PERSEID THERAPEUTICS LLC

2009 EQUITY INCENTIVE PLAN

1. Purposes of the Plan . The purposes of this Plan are to attract and retain the best available personnel for positions of substantial responsibility, to provide additional incentive to Employees, Directors, Members and Consultants, and to promote the success of the Company’s business by the grant of Common Units in the Company as Profits Interest Units.

2. Definitions . As used herein, the following definitions will apply:

(a) “ Administrator ” means the Board of Managers or any of its Committees as will be administering the Plan, in accordance with Section 4 of the Plan.

(b) “ Applicable Laws ” means the requirements relating to the administration of equity-based awards under U.S. state corporation laws, U.S. federal and state securities laws, the Code, and the applicable law of any foreign country or jurisdiction where Awards are, or will be, granted under the Plan.

(c) “ Award ” means, individually or collectively, a grant under the Plan of Common Units as Profits Interest Units.

(d) “ Award Agreement ” means the written or electronic agreement setting forth the terms and provisions applicable to each Award granted under the Plan. The Award Agreement is subject to the terms and conditions of the Plan.

(e) “ Board ” means the Board of Managers of the Company.

(f) “ Buy-Out Units ” has the meaning defined in the Investors’ Rights Agreement.

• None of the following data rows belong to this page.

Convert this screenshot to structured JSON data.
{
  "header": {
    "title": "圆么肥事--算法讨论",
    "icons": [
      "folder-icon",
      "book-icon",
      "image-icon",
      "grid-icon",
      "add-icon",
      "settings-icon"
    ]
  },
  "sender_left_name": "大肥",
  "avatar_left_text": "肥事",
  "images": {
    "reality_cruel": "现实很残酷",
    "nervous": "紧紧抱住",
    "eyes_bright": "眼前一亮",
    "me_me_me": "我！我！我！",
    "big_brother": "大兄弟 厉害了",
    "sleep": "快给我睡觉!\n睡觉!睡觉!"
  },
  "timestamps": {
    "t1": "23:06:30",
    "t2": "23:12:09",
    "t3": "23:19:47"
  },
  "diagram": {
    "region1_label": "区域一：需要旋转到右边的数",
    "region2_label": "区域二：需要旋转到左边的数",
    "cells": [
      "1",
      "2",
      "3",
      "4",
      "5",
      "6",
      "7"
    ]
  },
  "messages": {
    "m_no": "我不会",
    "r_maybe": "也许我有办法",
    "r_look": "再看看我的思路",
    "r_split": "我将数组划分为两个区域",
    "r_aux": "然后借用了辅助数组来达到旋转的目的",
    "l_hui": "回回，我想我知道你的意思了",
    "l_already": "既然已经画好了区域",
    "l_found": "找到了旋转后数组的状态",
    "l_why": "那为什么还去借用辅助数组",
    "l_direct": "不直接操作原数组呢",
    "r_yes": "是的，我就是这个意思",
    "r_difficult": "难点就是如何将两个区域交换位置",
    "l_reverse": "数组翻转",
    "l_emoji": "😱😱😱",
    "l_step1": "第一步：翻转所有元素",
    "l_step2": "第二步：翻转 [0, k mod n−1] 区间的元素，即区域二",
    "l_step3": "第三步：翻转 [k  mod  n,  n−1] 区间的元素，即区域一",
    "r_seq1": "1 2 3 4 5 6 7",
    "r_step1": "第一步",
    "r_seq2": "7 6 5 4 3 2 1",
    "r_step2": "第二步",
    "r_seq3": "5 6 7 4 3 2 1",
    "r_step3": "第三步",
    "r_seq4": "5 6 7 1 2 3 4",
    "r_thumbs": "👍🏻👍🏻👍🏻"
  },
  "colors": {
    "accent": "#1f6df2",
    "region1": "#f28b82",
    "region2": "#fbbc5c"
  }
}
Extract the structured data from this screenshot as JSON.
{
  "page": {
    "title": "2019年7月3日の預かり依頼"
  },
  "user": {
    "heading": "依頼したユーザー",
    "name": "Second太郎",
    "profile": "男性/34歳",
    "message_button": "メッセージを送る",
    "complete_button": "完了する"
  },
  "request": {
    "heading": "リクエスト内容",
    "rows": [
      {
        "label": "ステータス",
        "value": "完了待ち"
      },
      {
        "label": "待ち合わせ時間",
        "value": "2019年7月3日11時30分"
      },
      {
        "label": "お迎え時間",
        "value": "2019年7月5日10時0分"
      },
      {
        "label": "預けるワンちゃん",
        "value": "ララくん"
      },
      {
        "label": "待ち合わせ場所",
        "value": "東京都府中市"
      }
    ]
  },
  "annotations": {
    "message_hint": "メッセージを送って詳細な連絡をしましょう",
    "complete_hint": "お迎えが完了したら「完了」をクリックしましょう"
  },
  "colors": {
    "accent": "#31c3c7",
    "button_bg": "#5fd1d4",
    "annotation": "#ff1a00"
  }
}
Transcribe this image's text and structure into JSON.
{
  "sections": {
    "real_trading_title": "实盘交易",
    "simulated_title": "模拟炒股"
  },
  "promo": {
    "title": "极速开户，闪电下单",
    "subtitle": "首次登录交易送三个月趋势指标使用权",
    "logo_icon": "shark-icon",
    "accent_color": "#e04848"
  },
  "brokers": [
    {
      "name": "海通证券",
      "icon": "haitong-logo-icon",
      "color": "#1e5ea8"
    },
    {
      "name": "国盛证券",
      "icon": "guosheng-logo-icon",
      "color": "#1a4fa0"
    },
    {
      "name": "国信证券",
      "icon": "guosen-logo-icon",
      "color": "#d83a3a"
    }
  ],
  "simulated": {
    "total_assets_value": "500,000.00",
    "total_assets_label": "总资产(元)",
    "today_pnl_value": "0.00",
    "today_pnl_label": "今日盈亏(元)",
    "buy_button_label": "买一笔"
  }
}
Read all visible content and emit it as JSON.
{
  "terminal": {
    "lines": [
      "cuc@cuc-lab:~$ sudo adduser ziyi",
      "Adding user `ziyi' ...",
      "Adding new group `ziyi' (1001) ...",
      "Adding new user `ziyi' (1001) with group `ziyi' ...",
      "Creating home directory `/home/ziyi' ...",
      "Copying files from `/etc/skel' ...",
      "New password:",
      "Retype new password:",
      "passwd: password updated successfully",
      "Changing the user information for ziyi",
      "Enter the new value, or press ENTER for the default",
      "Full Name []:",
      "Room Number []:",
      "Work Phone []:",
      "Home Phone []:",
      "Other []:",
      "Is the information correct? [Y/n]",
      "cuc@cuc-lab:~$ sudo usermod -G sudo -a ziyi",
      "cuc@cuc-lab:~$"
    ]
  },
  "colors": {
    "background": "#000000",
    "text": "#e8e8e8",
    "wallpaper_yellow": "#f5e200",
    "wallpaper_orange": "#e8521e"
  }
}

(g) “ Cause ” means (i) willful and continued failure to substantially perform the Service Provider’s duties with the Company (other than as a result of the Service Provider’s Disability) after a written demand for substantial performance is delivered to the Service Provider by the Company, which demand specifically identifies the manner in which the Company believes that the Service Provider has not substantially performed the Service Provider’s duties and that has not been cured within fifteen (15) days following receipt by the Service Provider of the written demand; (ii) commission of a felony (other than a traffic-related offense) that in the written determination of the Company is likely to cause or has caused material injury to the Company’s business; (iii) dishonesty with respect to a significant matter relating to the Company’s business; or (iv) material breach of any agreement by and between the Service Provider and the Company, which material breach has not been cured within fifteen (15) days following receipt by the Service Provider of written notice from the Company identifying such material breach.

(h) “ Buy-Out Option ” has the meaning defined in the Investors’ Rights Agreement.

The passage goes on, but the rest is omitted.